Philip May, husband of the UK premier, works for investment advisers Capital Group which allegedly used the offshore law firm Appleby to arrange investments for wealthy clients in tax haves, according to new emails leaked to the Private Eye magazine.
The documents suggest Capital Groups has funds registered in the Cayman Islands, which were invested in a Bermuda-registered South American agriculture company called El Tejar. Both Bermuda and the Cayman Islands are offshore jurisdictions and known for their zero rates of tax.
A government press officer has vehemently denied Mr. May is involved in any investment decisions at Capital Group.
"Mr. May is involved in the development of Capital Group's retirement solutions. He is not an investor but consults with other Capital associates on retirement products and solutions for clients," he told Sputnik.
The spokesman insisted neither the Prime Minister or her husband have any direct offshore investments, while their financial dealings are handled by a "blind trust" which is a well-established arrangement of all premiers.

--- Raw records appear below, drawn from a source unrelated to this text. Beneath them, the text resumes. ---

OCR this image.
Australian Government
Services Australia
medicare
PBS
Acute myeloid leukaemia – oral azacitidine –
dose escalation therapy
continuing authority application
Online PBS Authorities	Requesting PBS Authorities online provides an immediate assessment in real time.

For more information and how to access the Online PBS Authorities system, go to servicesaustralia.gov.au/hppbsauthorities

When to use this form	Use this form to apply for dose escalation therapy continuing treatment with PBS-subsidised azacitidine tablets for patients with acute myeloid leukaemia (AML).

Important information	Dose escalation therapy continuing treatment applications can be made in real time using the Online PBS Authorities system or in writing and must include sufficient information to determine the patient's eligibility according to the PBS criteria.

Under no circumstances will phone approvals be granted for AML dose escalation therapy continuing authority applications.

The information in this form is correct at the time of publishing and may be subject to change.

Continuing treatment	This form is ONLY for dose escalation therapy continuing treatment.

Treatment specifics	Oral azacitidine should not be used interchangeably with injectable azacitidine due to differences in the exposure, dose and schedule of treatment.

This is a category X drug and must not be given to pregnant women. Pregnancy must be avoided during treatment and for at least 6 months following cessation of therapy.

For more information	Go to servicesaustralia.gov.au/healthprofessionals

Capital Group has yet to comment on the leaked documents and has failed, so far, to respond to a request from Sputnik.
Questions to Answer
The Labor party has now called for the matter to be urgently investigated, insisting Mr. May, 60, has "serious questions to answer" about his firm's use of tax havens.
"There are some serious questions for Philip May to answer about his firm's use of tax havens, whether he had any knowledge of it and if he thinks this is an acceptable way to do business," said Jon Trickett, Labor's shadow minister for the cabinet office.
"Labor has previously asked Theresa May what her government plans to do to clamp down on the tax havens where money is squirreled away to avoid paying taxes for public services in this country. When it comes to paying tax, there is one rule for the super-rich and another for the rest of us and, in refusing to act, the prime minister appears to condone this," Mr. Trickett is quoted as saying.
The latest leaked emails are part of the cache of documents stolen from Appleby last year and, later exposed by the International Consortium of Journalists. The documents, which detail the complex financial arrangements used by some of the world's richest individuals, have been nicknamed the 'Paradise Papers.'
The use of offshore tax havens to register companies and make investments has come under increased criticism by politicians and activists. There are, however, many legal means by which companies and individuals can structure their finances via offshore jurisdictions to avoid tax, without any wrongdoing.
John McDonnell, the shadow chancellor, called on the British monarch to release her financial information after her private estate was shown to be connected to offshore tax havens. The Queen's private estate, the Duchy of Lancaster, invested millions of dollars in offshore companies, according to earlier leaked data.